Module[{x, vars, constraints, objective, ranges, domains, N = N},
 vars = Array[x, Length@cost];
 objective = N@cost.vars;
 constraints = 
  MapThread[#3[#1, #2] &, {N@m.vars, N@bs[[All, 1]], 
    bs[[All, 2]] /. {0 -> Equal, 1 -> GreaterEqual, -1 -> LessEqual}}];
 ranges = MapThread[LessEqual @@ Riffle[#2, #1] &, {vars, vr}];
 domains = Thread[vars \[Element] N@vd];
 Minimize @@ {{objective, {constraints, ranges, domains}}, vars}
 ]

If I apply N as in LinearProgramming (so Module[{..., N=N}, ...]) the answer is immediate and still wrong.

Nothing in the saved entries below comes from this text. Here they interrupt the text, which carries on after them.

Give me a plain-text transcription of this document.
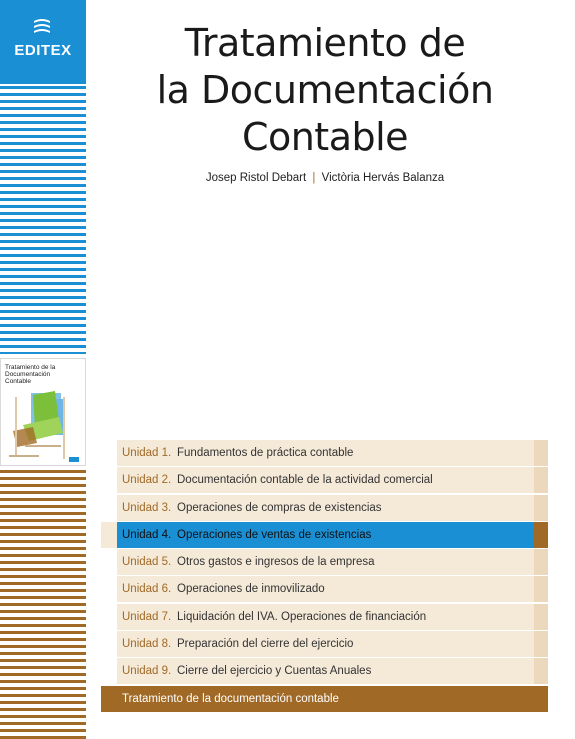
EDITEX
Tratamiento de la Documentación Contable
Tratamiento de
la Documentación
Contable
Josep Ristol Debart | Victòria Hervás Balanza
Unidad 1. Fundamentos de práctica contable
Unidad 2. Documentación contable de la actividad comercial
Unidad 3. Operaciones de compras de existencias
Unidad 4. Operaciones de ventas de existencias
Unidad 5. Otros gastos e ingresos de la empresa
Unidad 6. Operaciones de inmovilizado
Unidad 7. Liquidación del IVA. Operaciones de financiación
Unidad 8. Preparación del cierre del ejercicio
Unidad 9. Cierre del ejercicio y Cuentas Anuales
Tratamiento de la documentación contable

If I don't apply N (so Module[{..., N=Identity}, ...]) Mathematica starts computing but I didn't have the patience to check if/when something happens.

I suspect this issue can be related to very big numbers in the cost vector (they are not machine precision Integer). They can converted into machine precision Real, but I'm not sure if a Real cost vector can be combined with Integer variables in a LinearProgramming/Minimize problem.